Figure 6.. Gcna-Mutant Spermatocytes Exhibit DNA Damage, Crossover Defects, and Chromatin Condensation Abnormalities

(A) Histology of Stage IX seminiferous tubules. Representative leptotene spermatocytes are indicated by arrowheads and detailed in insets. (B) Pachytene spermatocytes immunostained with SYCP3 (green) and γ-H2AX (red). (C) Analysis of crossovers in Gcna-mutant spermatocytes. For Ci, Cii, and Ciii, n = 300 nuclei per genotype. (1) Pachytene spermatocytes stained with SYCP3 (green) and MLH1 (red). Bivalents lacking MLH1 foci are indicated by white arrows and detailed in inset. X and Y chromosomes are labeled. (2) Quantification of MLH1 foci per nucleus. (3) Pachytene bivalents with 0, 1, 2, or 3 MLH1 foci. (4) Cumulative distribution curves of the distance between MLH1 foci normalized to the length of the synaptonemal complex (SC). n > 450 chromosomes. (5) Gcna-mutant diplotene spermatocyte stained with SYCP3 (black). Univalent chromosome pairs are indicated by colored highlights. (D) Morphology of DAPI-stained sperm heads. Scale bars, 5 μm. See also Figures S5 and S6.

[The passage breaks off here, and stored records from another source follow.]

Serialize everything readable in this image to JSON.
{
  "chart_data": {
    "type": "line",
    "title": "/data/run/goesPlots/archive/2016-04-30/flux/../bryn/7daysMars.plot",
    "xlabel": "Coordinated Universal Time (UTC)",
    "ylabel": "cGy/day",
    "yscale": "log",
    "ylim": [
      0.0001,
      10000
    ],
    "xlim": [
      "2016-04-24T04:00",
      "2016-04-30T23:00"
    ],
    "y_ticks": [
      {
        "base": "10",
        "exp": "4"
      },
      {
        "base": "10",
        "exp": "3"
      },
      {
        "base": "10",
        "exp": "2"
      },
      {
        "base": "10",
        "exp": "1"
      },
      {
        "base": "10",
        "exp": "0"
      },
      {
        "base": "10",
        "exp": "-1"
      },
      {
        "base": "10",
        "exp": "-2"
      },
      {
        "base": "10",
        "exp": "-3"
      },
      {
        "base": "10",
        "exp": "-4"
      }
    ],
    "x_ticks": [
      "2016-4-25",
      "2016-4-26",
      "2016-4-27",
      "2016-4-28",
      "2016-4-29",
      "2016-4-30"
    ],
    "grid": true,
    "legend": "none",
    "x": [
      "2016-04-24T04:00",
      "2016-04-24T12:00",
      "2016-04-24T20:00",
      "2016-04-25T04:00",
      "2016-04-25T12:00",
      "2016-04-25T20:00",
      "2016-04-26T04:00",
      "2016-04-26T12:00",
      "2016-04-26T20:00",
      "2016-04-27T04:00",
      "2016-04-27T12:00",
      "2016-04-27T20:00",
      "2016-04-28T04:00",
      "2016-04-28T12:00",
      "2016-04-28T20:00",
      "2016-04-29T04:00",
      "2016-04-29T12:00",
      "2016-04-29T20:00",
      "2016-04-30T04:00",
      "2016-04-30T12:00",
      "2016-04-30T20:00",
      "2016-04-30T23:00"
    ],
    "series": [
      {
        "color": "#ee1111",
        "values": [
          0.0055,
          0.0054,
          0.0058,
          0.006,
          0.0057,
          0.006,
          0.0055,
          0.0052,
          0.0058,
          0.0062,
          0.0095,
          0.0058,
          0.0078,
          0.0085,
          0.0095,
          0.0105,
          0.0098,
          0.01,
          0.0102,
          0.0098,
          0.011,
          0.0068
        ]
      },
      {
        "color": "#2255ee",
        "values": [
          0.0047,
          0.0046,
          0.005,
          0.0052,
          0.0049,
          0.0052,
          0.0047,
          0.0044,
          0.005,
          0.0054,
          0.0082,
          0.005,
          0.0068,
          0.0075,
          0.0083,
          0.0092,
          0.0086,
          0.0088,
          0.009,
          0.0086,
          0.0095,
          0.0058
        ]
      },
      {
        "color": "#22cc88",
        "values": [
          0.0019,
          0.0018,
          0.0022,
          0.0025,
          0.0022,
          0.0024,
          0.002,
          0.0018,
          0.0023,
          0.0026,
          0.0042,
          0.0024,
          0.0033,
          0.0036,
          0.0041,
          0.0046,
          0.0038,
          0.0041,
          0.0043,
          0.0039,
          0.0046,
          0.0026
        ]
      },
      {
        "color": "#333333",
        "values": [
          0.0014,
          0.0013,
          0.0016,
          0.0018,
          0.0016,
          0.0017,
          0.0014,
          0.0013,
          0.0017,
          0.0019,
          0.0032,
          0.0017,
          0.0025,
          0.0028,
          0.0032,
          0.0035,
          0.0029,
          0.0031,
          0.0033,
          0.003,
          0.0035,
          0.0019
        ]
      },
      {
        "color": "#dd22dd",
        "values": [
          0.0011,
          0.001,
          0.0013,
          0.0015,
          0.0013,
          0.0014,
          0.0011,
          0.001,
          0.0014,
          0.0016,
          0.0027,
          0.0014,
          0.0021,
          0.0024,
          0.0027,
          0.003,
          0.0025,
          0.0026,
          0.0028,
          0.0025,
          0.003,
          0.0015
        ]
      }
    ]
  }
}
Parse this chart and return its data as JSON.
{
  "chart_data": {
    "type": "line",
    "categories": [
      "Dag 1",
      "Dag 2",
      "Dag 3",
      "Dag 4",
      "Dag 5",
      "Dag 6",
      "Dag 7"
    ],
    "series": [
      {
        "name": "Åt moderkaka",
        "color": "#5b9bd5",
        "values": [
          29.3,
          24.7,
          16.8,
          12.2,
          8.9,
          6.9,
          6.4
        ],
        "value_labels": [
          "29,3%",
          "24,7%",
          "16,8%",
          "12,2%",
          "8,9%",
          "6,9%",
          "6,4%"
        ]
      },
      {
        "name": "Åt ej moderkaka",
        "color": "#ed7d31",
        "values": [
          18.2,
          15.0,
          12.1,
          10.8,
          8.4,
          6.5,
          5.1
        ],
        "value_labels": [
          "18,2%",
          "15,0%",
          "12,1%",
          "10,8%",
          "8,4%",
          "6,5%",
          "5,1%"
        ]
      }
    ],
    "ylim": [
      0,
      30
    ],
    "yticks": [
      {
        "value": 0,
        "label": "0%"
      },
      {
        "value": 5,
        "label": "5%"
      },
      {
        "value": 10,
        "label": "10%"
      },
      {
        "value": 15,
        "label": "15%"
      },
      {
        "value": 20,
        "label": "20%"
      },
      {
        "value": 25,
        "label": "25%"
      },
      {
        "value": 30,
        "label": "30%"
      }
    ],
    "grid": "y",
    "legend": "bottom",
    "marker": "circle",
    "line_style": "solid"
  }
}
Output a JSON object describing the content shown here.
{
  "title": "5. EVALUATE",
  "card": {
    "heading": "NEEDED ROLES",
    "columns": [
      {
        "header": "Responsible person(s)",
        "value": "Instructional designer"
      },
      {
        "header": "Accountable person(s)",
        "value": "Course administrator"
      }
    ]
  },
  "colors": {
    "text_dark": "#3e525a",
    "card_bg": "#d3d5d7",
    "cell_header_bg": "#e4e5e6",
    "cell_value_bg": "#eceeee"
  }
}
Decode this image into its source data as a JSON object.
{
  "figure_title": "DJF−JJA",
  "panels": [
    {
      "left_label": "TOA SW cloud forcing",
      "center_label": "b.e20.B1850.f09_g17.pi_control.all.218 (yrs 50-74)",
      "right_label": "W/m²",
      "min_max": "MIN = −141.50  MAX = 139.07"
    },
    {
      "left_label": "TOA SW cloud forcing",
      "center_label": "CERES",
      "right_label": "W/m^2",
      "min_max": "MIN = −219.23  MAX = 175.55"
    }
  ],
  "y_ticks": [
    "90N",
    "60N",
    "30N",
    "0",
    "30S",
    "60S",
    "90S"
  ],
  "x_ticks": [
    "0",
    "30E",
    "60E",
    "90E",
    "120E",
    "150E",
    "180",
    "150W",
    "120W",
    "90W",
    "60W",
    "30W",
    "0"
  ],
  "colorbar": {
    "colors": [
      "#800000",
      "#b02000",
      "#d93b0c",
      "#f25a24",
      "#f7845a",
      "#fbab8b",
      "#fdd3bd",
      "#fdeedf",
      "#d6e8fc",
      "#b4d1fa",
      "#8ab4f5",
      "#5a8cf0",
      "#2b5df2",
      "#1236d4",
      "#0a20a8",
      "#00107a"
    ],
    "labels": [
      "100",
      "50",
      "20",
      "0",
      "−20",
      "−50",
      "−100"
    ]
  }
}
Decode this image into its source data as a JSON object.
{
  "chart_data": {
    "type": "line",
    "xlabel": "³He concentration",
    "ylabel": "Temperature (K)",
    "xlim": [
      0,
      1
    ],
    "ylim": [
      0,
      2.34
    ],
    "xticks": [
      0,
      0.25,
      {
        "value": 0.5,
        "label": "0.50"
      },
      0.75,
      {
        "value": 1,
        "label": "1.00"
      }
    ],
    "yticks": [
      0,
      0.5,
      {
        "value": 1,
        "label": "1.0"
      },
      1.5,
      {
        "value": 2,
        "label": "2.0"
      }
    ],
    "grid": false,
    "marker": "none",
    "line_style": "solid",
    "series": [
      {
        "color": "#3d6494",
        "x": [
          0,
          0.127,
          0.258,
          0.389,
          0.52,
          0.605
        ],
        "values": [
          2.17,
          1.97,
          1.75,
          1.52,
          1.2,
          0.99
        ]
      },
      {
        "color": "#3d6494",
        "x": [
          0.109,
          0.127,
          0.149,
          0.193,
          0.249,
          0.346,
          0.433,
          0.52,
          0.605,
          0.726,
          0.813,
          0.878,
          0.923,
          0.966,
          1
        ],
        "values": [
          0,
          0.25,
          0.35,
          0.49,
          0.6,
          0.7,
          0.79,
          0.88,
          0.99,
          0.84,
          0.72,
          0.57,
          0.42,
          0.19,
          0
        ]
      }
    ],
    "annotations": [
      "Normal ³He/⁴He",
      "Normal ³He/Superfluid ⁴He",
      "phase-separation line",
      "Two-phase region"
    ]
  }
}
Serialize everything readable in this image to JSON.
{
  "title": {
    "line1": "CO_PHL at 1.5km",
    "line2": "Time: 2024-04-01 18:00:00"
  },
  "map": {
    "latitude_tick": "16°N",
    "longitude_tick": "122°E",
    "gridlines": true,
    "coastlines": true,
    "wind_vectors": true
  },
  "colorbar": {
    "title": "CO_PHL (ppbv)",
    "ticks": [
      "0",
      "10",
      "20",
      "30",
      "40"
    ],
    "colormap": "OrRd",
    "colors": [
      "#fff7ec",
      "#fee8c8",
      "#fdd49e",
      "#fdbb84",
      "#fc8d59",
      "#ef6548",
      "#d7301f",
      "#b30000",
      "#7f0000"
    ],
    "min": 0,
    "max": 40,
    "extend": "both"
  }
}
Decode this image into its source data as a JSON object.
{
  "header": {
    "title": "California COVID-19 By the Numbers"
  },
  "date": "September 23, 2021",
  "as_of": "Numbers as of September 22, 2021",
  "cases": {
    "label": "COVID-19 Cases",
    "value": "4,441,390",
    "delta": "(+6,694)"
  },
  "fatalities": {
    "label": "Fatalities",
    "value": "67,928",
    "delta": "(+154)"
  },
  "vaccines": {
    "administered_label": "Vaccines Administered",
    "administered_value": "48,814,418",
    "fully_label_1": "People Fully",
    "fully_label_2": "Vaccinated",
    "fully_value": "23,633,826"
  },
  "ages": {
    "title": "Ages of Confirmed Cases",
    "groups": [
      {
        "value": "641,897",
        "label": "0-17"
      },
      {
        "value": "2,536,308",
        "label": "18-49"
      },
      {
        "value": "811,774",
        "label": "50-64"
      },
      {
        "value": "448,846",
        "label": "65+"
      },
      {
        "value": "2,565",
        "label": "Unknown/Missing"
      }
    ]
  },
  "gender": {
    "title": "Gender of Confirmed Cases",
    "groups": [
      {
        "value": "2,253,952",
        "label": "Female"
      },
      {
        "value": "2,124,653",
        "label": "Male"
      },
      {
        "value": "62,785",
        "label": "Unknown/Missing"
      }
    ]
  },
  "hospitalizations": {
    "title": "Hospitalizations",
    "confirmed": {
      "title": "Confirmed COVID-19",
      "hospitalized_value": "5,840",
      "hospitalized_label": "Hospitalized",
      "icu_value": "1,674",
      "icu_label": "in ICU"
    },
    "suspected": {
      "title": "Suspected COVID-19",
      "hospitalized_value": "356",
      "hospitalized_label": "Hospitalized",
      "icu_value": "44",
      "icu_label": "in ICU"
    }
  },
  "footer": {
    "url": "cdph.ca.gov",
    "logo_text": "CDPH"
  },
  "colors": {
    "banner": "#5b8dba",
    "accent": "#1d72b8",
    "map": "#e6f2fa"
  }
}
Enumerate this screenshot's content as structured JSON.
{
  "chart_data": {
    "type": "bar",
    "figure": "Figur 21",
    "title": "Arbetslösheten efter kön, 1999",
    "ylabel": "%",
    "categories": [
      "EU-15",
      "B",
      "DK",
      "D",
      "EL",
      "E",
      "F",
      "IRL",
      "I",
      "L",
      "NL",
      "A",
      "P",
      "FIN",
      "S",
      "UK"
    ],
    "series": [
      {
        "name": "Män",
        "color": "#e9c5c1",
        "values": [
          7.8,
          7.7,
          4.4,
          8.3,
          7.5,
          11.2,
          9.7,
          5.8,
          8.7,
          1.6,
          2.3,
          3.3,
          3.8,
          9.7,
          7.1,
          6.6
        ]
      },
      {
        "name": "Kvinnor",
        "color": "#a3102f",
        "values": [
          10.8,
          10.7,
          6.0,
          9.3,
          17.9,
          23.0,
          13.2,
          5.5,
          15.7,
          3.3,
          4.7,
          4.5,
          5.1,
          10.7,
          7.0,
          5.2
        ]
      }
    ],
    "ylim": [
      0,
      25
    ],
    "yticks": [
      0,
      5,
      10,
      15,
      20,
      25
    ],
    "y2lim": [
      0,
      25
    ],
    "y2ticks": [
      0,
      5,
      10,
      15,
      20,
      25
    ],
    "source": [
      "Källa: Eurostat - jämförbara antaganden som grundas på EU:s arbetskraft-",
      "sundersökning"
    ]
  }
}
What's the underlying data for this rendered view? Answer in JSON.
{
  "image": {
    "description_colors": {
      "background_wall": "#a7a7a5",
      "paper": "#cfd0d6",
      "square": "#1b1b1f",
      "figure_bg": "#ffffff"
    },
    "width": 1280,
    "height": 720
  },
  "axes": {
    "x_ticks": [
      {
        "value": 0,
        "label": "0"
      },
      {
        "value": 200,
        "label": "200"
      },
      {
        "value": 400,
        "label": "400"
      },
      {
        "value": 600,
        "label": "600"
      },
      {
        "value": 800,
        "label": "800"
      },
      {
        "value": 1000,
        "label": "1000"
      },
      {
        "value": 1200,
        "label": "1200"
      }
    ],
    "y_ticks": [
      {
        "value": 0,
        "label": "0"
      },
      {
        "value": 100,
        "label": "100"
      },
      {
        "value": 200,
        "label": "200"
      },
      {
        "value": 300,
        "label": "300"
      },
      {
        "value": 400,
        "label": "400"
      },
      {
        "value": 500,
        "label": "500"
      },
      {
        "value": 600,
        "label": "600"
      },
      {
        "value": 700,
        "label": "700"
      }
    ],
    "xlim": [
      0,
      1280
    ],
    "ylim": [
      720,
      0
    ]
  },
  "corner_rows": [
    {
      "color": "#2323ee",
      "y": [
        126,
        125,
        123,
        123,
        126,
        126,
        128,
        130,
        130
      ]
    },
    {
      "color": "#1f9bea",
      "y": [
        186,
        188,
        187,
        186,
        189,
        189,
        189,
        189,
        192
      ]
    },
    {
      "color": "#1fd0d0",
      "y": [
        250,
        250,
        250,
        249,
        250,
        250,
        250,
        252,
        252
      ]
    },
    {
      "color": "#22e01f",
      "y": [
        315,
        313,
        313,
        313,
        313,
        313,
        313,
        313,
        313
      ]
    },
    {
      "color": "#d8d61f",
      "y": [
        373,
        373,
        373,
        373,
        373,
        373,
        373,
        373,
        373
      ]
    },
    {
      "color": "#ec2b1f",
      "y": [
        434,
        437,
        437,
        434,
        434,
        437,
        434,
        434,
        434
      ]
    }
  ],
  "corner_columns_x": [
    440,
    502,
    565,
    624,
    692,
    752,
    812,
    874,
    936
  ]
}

Figure 7.. Proposed Model for Germline-Specific DPC Processing by GCNA

(A) In S phase in both somatic and germline cells, ubiquitin signaling leads to Spartan-mediated proteolysis of DPCs. Remnants are bypassed by TLS machinery and repaired by NER. Spartan is not present in mitosis. (B) Outside of S, in germline and soma, DPC repair is mediated through SUMO signaling. In the soma (top), TDP2 hydrolyzes the bond between DPC and DNA and yields DNA ends predisposed to error prone NHEJ. NHEJ allows somatic cells to avoid LOH associated with HDR. In the germline (bottom), NHEJ is suppressed, and Spartan is complemented by GCNA, which recruits an MRE11-containing endonuclease complex to generate DNA ends that are compatible with HDR. Thus, germ cells can repair DPCs without risking NHEJ-associated mutations that would be detrimental to the heritable genome and incompatible with germline immortality.